Dans cette vidéo, on fait le ménage sur Android ! Partons d’un cas concret : l’espace de stockage vient à manquer sur la mémoire interne de votre téléphone et/ou sur la mémoire de la carte SD . Comment trouver rapidement les éléments volumineux en vue de les supprimer ?

C’est précisément à cette question que nous allons répondre grâce à l’application Disk Usage que vous trouverez gratuitement sur le Play Store (lien ci-dessous).

https://play.google.com/store/apps/details?id=com.google.android.diskusage&hl=fr

Pour ceux qui connaissent, Disk Usage reprendre le principe simple, mais ô combien efficace de Treesize sur Windows, ou Disk Inventory X sur MacOS : classer les répertoires par taille (le plus gros en haut).

On note toutefois une différence par rapport aux deux programmes desktop cités plus haut.
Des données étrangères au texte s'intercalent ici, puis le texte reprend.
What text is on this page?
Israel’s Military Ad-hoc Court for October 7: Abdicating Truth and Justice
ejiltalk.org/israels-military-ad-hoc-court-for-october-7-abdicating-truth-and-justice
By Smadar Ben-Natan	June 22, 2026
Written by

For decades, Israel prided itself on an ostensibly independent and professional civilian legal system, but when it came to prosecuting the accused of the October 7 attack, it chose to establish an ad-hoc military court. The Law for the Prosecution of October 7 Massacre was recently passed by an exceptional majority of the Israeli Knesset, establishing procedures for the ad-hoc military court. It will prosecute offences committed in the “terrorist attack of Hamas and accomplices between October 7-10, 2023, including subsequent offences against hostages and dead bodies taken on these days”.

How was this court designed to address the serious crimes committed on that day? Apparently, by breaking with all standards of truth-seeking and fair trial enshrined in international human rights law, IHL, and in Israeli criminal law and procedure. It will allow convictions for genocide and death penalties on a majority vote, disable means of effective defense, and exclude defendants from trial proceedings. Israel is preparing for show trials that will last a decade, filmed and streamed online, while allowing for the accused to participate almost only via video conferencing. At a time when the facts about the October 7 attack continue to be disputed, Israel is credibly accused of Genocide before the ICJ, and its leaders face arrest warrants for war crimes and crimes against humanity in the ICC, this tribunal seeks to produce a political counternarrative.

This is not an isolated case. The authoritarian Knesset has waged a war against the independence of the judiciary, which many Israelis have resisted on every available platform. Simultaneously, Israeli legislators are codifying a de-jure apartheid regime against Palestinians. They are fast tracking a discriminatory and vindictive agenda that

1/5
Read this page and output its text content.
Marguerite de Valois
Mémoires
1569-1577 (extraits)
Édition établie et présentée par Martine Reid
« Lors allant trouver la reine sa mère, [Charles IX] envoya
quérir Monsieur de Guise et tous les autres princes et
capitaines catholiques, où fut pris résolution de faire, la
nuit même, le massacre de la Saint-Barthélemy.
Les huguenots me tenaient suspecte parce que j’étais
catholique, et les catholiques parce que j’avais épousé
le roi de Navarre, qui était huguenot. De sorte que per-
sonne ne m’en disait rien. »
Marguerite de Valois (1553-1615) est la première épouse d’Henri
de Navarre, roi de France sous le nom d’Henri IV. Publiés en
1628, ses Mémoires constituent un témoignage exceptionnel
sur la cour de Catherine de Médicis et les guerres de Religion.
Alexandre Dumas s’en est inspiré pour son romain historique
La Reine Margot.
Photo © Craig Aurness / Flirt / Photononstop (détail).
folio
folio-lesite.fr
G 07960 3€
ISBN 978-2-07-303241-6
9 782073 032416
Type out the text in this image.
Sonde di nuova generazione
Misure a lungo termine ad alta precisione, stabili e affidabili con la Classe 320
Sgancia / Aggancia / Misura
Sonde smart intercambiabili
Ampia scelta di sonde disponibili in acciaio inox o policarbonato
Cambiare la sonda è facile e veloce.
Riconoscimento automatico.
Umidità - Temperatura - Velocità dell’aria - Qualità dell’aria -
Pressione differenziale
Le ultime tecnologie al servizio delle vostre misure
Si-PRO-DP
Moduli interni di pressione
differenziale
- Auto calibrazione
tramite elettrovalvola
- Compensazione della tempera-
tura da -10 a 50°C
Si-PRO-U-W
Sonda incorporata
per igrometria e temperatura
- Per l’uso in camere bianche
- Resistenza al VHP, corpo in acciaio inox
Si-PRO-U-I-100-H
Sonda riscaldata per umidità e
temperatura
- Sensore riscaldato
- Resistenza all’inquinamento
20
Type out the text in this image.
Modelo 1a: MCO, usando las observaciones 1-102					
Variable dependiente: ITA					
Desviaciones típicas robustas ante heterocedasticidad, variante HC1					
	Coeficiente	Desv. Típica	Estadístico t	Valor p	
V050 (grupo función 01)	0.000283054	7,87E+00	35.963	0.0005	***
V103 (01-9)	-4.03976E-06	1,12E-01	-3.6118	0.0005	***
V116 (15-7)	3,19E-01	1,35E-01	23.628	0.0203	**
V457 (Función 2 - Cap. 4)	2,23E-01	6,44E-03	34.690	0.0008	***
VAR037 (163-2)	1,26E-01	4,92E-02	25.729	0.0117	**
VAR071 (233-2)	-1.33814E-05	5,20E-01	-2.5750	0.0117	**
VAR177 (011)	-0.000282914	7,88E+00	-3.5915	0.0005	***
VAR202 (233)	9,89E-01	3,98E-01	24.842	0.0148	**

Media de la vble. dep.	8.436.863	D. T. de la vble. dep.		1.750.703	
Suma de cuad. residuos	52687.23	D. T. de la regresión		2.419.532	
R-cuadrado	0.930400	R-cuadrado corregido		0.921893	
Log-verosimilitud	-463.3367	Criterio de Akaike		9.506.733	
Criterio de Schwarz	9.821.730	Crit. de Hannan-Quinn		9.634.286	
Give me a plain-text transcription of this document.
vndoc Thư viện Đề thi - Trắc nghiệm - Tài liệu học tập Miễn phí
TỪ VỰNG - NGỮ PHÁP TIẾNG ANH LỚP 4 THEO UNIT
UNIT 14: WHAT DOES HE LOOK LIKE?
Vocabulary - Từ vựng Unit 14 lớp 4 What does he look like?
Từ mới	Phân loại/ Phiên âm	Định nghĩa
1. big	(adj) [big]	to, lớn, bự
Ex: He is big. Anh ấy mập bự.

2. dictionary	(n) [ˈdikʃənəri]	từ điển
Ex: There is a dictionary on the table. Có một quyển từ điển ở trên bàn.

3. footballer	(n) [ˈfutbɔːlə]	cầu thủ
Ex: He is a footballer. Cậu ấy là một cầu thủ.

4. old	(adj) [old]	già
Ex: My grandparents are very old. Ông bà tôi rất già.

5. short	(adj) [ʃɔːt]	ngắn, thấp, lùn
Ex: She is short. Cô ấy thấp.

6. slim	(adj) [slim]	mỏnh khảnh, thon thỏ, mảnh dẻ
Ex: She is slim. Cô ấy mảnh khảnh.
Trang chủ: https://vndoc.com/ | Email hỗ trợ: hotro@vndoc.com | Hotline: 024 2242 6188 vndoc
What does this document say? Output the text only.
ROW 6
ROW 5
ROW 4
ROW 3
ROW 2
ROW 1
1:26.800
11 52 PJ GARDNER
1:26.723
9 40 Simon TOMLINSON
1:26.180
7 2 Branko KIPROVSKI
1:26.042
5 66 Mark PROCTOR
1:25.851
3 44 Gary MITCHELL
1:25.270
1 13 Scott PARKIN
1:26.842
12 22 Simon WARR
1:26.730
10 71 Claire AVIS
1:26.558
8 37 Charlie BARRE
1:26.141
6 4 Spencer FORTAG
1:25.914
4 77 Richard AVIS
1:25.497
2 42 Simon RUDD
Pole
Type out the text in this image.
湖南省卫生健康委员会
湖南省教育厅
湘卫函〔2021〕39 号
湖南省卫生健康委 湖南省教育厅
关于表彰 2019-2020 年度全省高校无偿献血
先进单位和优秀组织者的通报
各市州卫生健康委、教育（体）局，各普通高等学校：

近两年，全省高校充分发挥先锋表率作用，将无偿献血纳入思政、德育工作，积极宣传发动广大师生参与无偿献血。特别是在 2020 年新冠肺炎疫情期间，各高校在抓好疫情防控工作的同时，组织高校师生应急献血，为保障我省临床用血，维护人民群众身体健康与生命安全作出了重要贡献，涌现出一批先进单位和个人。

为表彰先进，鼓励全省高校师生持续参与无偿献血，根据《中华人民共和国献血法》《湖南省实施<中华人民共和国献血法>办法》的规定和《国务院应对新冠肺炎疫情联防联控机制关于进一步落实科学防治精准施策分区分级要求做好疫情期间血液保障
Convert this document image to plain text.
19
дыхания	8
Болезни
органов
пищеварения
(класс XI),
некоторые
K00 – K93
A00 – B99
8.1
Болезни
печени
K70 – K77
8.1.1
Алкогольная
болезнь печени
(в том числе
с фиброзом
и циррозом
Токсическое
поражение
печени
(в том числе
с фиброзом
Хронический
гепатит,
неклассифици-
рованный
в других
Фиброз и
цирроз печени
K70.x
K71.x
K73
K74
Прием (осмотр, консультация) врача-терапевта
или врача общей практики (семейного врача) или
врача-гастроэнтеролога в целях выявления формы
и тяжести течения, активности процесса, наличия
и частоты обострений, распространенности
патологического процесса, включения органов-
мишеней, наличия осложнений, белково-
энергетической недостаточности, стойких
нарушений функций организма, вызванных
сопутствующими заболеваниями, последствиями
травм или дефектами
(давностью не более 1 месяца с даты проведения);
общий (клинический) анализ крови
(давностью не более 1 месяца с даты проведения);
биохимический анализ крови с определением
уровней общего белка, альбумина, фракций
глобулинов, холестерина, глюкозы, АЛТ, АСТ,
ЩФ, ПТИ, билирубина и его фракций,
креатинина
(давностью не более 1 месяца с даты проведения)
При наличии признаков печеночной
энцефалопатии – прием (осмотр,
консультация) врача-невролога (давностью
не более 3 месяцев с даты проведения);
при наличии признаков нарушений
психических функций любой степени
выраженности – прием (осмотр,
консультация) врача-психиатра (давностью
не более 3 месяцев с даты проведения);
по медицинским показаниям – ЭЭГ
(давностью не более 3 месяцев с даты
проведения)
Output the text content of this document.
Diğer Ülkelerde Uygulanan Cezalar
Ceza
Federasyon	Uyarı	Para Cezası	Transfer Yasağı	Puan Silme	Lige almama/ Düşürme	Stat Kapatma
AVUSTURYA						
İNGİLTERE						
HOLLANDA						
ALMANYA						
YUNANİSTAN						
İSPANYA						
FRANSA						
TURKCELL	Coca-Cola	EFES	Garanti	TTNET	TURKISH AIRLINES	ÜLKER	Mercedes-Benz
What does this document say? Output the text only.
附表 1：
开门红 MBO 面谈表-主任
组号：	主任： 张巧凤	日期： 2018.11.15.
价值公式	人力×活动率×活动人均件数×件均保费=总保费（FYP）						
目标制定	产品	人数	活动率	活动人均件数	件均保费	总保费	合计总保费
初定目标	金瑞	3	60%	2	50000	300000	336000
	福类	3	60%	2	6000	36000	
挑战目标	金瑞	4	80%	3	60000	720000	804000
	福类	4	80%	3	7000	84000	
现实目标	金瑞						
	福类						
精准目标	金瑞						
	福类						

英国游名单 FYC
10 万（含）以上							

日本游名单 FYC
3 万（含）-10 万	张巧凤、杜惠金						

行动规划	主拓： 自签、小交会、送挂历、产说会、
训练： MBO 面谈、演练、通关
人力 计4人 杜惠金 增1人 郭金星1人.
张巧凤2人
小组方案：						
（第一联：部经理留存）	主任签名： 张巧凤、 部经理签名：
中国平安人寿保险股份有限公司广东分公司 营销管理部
Ici, Disk Usage vas plus loin puisqu’il permet dans le cas des applications d’ouvrir directement leur page de configuration dans les paramètres système d’Android, ce qui s’avère diablement efficace.

En effet, cela vous permettra d’accéder instantanément aux commandes de suppression de la mémoire cache de l’application et/ou données de l’application en vue de les supprimer (si possible).

De plus dans certains cas, vous pourrez accéder directement et simplement à la commande permettant de déplacer l’application de la mémoire système vers la mémoire de la carte micro SD, par exemple.